Páginas

sexta-feira, 17 de outubro de 2014

As Boas Novas de Coisas Velhas – Parte 1

Nesses dias temos visto uma afirmação feita há 254 anos atrás, por  Mikhail Lomonosov, e mundialmente conhecida através do francês Antoine Lavoisier aquilo que hoje se chama lei de Lavoisier, cada vez mais atual.
É certo que não falarei de nenhum sistema físico ou químico. Mas o conceito de que "Na natureza nada se cria, nada se perde, tudo se transforma" é aplicável de forma figurada também dentro da religião.

O que quero dizer com isso?
Através de seus trabalhos, Lavoisier pôde enunciar uma lei que ficou conhecida como lei da conservação das massas ou lei de Lavoisier.
Esses trabalhos realizados por ele, concluíram que em qualquer sistema, físico ou químico, nunca se cria nem se elimina matéria, apenas é possível transformá-la de uma forma em outra.
      A afirmação é que, não se pode criar algo do nada nem transformar algo em nada. Portanto, aquilo que vemos, ou, aquilo que existe provém de matéria preexistente, só que em outra forma, assim como tudo o que se consome apenas perde a forma original, passando a adotar uma outra.

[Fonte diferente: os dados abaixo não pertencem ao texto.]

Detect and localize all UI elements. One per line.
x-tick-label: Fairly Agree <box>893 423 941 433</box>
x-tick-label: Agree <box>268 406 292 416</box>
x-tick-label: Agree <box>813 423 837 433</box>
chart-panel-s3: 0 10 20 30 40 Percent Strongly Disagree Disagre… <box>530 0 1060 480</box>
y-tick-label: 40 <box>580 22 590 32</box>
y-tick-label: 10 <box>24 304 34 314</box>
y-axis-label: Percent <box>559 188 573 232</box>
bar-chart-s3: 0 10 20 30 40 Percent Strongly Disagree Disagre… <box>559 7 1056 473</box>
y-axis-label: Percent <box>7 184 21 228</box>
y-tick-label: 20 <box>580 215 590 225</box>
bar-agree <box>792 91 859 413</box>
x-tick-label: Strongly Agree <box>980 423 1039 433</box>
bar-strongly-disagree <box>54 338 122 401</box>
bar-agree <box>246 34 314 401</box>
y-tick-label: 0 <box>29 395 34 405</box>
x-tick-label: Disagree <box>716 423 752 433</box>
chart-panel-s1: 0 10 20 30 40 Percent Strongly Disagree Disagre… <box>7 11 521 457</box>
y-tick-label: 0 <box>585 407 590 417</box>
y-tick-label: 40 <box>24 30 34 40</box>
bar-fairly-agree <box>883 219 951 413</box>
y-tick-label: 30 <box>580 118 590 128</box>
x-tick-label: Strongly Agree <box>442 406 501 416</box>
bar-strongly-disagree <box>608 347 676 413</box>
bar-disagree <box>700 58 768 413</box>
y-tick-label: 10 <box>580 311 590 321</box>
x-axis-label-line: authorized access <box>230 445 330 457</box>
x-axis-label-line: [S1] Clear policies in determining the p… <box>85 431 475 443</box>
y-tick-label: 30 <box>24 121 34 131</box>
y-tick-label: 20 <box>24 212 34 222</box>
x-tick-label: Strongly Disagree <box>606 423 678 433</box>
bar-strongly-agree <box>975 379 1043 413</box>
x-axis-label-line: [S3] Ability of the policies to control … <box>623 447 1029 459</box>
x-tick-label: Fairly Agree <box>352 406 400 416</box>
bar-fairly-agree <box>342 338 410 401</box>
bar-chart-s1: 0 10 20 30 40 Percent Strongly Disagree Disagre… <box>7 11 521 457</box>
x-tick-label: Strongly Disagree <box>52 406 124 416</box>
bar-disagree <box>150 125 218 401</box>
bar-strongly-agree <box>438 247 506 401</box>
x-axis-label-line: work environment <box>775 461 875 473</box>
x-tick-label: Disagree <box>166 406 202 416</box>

O que isto quer dizer é que tudo se realiza com a matéria que é proveniente do próprio planeta, apenas havendo a retirada de material do solo, do ar ou da água, o transporte e a utilização desse material para a elaboração do insumo desejado, sua utilização para a população e, por fim, a disposição, na Terra, em outra forma, podendo muitas vezes ser reutilizado.

Em sentido espiritual, isto é, levando-se para o lado da religião este mesmo princípio pode ser aplicado. Não que haja uma reação química. Mas o Material que leva a uma “combustão espiritual” já existe e através desse, as Boas Novas são conservadas, e apenas se rearranjam num conceito de coisas velhas.

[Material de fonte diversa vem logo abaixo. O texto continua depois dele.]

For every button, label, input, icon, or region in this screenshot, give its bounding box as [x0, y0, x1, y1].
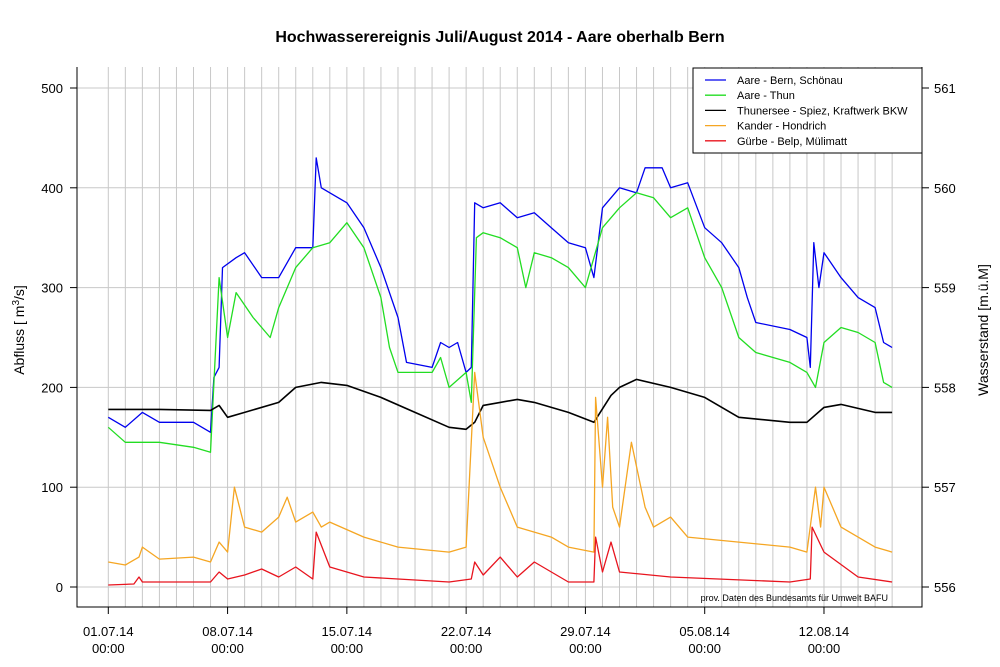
- series-line: [107, 157, 893, 433]
- legend: Aare - Bern, Schönau Aare - Thun Thunersee…: [692, 67, 923, 154]
- x-tick-time: 00:00: [331, 641, 364, 656]
- source-note: prov. Daten des Bundesamts für Umwelt BA…: [701, 593, 888, 603]
- y2-tick-label: 561: [934, 81, 956, 96]
- legend-box: [692, 67, 923, 154]
- x-tick-date: 15.07.14: [322, 624, 373, 639]
- x-tick-time: 00:00: [688, 641, 721, 656]
- x-tick-time: 00:00: [450, 641, 483, 656]
- y2-tick-label: 557: [934, 480, 956, 495]
- y-tick-label: 500: [41, 81, 63, 96]
- x-tick-time: 00:00: [211, 641, 244, 656]
- axis-frame: [76, 67, 923, 608]
- series-line: [107, 192, 893, 453]
- y-tick-label: 400: [41, 181, 63, 196]
- legend-label: Aare - Bern, Schönau: [737, 75, 843, 87]
- x-tick-time: 00:00: [808, 641, 841, 656]
- x-tick-date: 01.07.14: [83, 624, 134, 639]
- x-tick-date: 12.08.14: [799, 624, 850, 639]
- x-tick-time: 00:00: [92, 641, 125, 656]
- axes: 0 100 200 300 400 500 556 557 558 559 560 561 01.07.…: [41, 67, 956, 656]
- grid: [77, 67, 922, 607]
- y2-tick-label: 559: [934, 281, 956, 296]
- legend-label: Thunersee - Spiez, Kraftwerk BKW: [737, 105, 908, 117]
- y2-tick-label: 556: [934, 580, 956, 595]
- y-axis-label: Abfluss [ m3/s]: [11, 285, 27, 375]
- y-tick-label: 100: [41, 480, 63, 495]
- x-tick-date: 08.07.14: [202, 624, 253, 639]
- x-tick-date: 05.08.14: [679, 624, 730, 639]
- chart-title: Hochwasserereignis Juli/August 2014 - Aa…: [275, 29, 724, 46]
- x-tick-time: 00:00: [569, 641, 602, 656]
- x-tick-date: 29.07.14: [560, 624, 611, 639]
- series-line: [108, 526, 893, 586]
- y-tick-label: 0: [56, 580, 63, 595]
- series-line: [108, 371, 893, 566]
- legend-label: Kander - Hondrich: [737, 121, 826, 133]
- y2-tick-label: 558: [934, 380, 956, 395]
- y2-axis-label: Wasserstand [m.ü.M]: [975, 264, 991, 396]
- legend-label: Gürbe - Belp, Mülimatt: [737, 136, 847, 148]
- y-tick-label: 300: [41, 281, 63, 296]
- y2-tick-label: 560: [934, 181, 956, 196]
- series-line: [108, 378, 893, 431]
- x-tick-date: 22.07.14: [441, 624, 492, 639]
- legend-label: Aare - Thun: [737, 90, 795, 102]
- y-tick-label: 200: [41, 380, 63, 395]
- series-lines: [107, 157, 893, 586]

    Talvez você não tenha entendido nada do que eu disse. Pois bem, certo dia um amigo meu, cristão, atuante dentro de sua igreja, me disse que estava ficando desanimado. Eu quis saber qual era o motivo disso estar acontecendo. Ele me explicou que a igreja dele estava entrando numa de experimentar coisas novas. Que a igreja devia se abrir para o novo de Deus. Que muitas coisas já estavam obsoletas e por isso devia voltar-se para o novo de Deus.

O seu desanimo era devido a tantas inovações e ativismo que quase não lhe sobrava tempo para mais nada a não ser viver envolvido nas coisas da “igreja”. Ele que sempre quis fazer a obra de Deus estava perdendo a paixão, pois o homem criou normas e formas de se adorar a Deus. Tirando a liberdade de uma adoração voluntária. Na verdade criando uma cartilha de como agir dentro da igreja e nos cultos. Uma robotização dos membros. Que sem tempo para meditar, “comem” de tudo que lhes é passado por seu líder.

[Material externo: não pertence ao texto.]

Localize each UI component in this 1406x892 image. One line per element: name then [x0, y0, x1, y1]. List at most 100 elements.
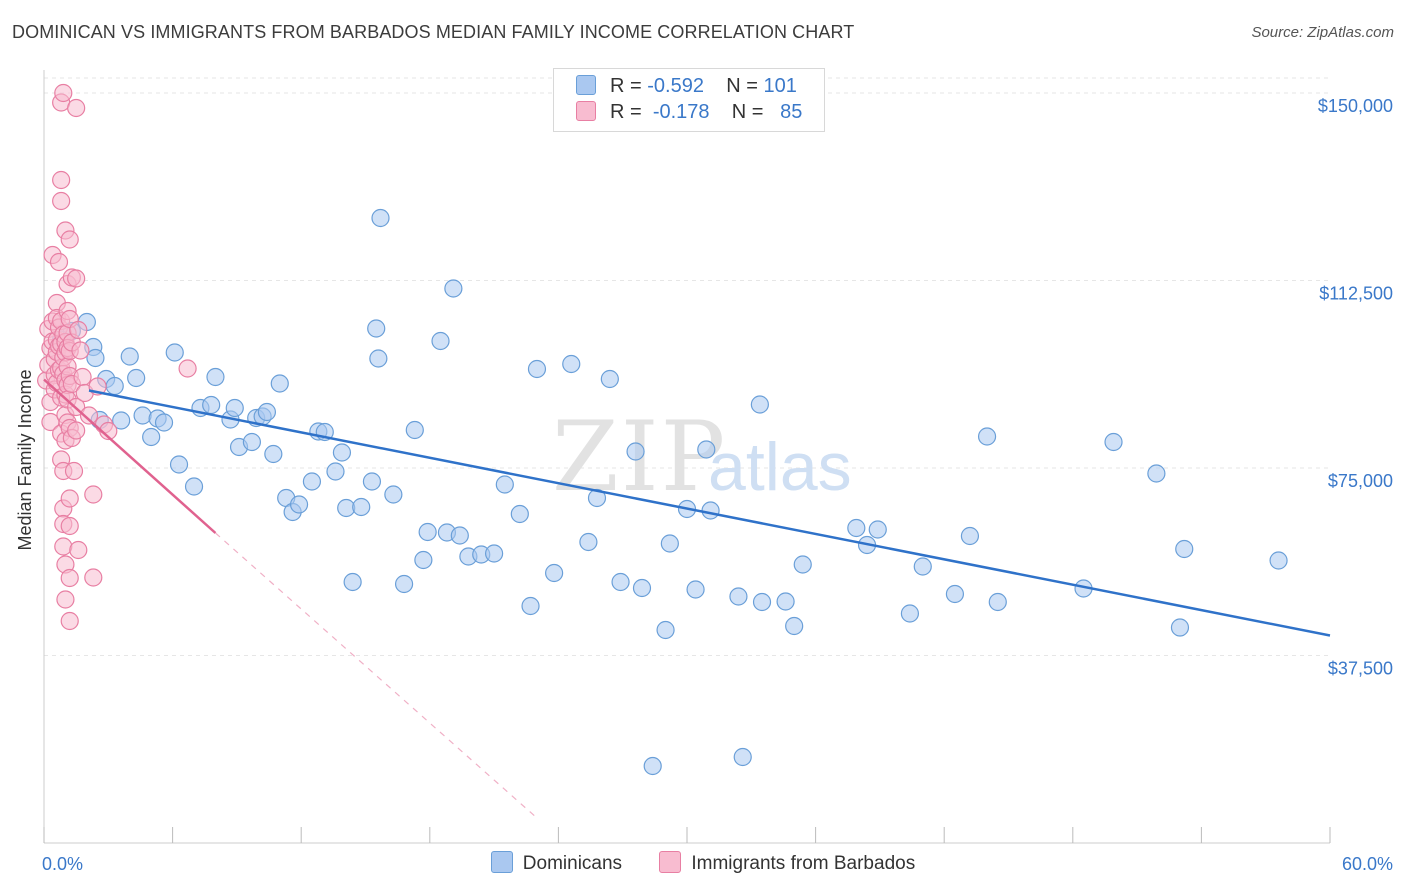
data-point: [1175, 539, 1194, 559]
data-point: [660, 534, 679, 553]
legend-label: Immigrants from Barbados: [691, 853, 916, 874]
data-point: [418, 522, 437, 542]
data-point: [697, 440, 716, 459]
data-point: [656, 620, 675, 640]
trend-line: [88, 389, 1331, 637]
data-point: [785, 616, 804, 636]
data-point: [527, 359, 547, 379]
data-point: [1104, 432, 1123, 452]
data-point: [600, 369, 619, 389]
legend-swatch-dominicans: [576, 75, 596, 95]
data-point: [913, 557, 932, 576]
data-point: [264, 444, 283, 464]
y-axis-label: Median Family Income: [15, 369, 35, 550]
data-point: [847, 518, 866, 538]
data-point: [142, 427, 161, 447]
data-point: [154, 413, 174, 432]
data-point: [127, 368, 146, 388]
data-point: [202, 395, 221, 415]
data-point: [52, 170, 71, 190]
data-point: [60, 489, 79, 508]
r-label: R =: [610, 101, 642, 123]
data-point: [701, 501, 720, 520]
correlation-legend: R = -0.592 N = 101 R = -0.178 N = 85: [553, 68, 825, 132]
data-point: [206, 367, 225, 387]
legend-item-barbados: Immigrants from Barbados: [659, 851, 915, 875]
data-point: [1269, 551, 1288, 570]
data-point: [750, 395, 769, 414]
n-value: 85: [780, 101, 803, 123]
data-point: [270, 374, 289, 393]
data-point: [521, 596, 540, 616]
data-point: [510, 504, 529, 524]
data-point: [54, 537, 73, 556]
data-point: [184, 477, 204, 496]
data-point: [729, 587, 748, 606]
source-label: Source: ZipAtlas.com: [1251, 24, 1394, 41]
data-point: [60, 230, 79, 249]
data-point: [367, 319, 386, 338]
data-point: [611, 572, 630, 592]
data-point: [431, 331, 450, 351]
data-point: [362, 472, 382, 491]
data-point: [776, 592, 795, 611]
y-tick-label: $150,000: [1318, 96, 1393, 116]
data-point: [165, 343, 184, 362]
data-point: [326, 462, 345, 481]
data-point: [793, 555, 812, 574]
data-point: [977, 427, 997, 446]
y-tick-labels: $37,500 $75,000 $112,500 $150,000: [1318, 96, 1393, 679]
data-point: [67, 421, 86, 440]
data-point: [960, 526, 980, 546]
data-point: [868, 520, 887, 539]
data-point: [60, 516, 79, 536]
data-point: [343, 572, 362, 592]
data-point: [178, 359, 197, 378]
data-point: [405, 420, 424, 440]
data-point: [79, 406, 99, 425]
x-tick-label-min: 0.0%: [42, 854, 83, 874]
data-point: [394, 574, 414, 594]
chart-title: DOMINICAN VS IMMIGRANTS FROM BARBADOS ME…: [12, 22, 855, 42]
data-point: [1170, 618, 1190, 637]
data-point: [60, 568, 79, 588]
legend-row-dominicans: R = -0.592 N = 101: [576, 75, 797, 101]
r-value: -0.592: [647, 75, 704, 97]
trend-lines: [43, 378, 1331, 819]
data-point: [545, 563, 564, 583]
data-point: [371, 208, 390, 228]
data-point: [579, 532, 598, 552]
data-point: [49, 252, 69, 272]
r-value: -0.178: [652, 101, 710, 123]
data-point: [337, 498, 356, 518]
data-point: [587, 488, 607, 508]
data-point: [225, 398, 244, 418]
data-point: [67, 98, 86, 118]
data-point: [54, 83, 73, 103]
data-point: [302, 472, 322, 491]
series-legend: Dominicans Immigrants from Barbados: [0, 851, 1406, 875]
legend-item-dominicans: Dominicans: [490, 851, 622, 875]
data-point: [73, 367, 92, 387]
legend-swatch-dominicans: [490, 851, 513, 873]
data-point: [900, 604, 920, 623]
data-point: [60, 611, 79, 631]
data-point: [686, 580, 705, 599]
data-point: [64, 461, 84, 481]
data-point: [945, 584, 965, 604]
n-value: 101: [763, 75, 797, 97]
data-point: [369, 349, 388, 368]
data-point: [1147, 464, 1166, 483]
n-label: N =: [726, 75, 758, 97]
data-point: [414, 550, 433, 570]
data-point: [120, 347, 139, 366]
data-point: [56, 590, 75, 609]
data-point: [632, 578, 652, 598]
data-point: [384, 485, 403, 504]
series-dominicans: [52, 208, 1288, 776]
data-point: [169, 455, 189, 474]
legend-row-barbados: R = -0.178 N = 85: [576, 101, 802, 127]
data-point: [86, 348, 105, 368]
data-point: [69, 540, 88, 560]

Esse meu amigo chegou mesmo a dizer que inventam tanta coisa que aquilo que você gostava de fazer, vai perdendo o interesse devido a tantas regras colocadas. E depois quando volta a ser simples outra vez você já não tem mais interesse, pois esse acabou.

É lamentável! Mas isso tem acontecido com mais frequência do que se imagina. Mateus no seu Evangelho diz: "Ai do mundo, por causa das coisas que fazem cair no pecado! É inevitável que tais coisas aconteçam, mas ai daquele por meio de quem elas acontecem!” (Mateus 18. 7).

Outro amigo me procurou, pois em sua denominação a ênfase estava em honrar o líder, esse deveria ser obedecido e respeitado, nada poderia ser dito de mal em relação a ele, qualquer coisa feita neste sentido era o espírito de Jezabel quem estava atuando, com o intuído de trazer divisão dentro da igreja.

Eu disse a ele que a bíblia ensina que honra é questão de mérito, não é unção. Que caráter, sinceridade, honestidade e obra são o que caracteriza aquele que tem Deus no coração.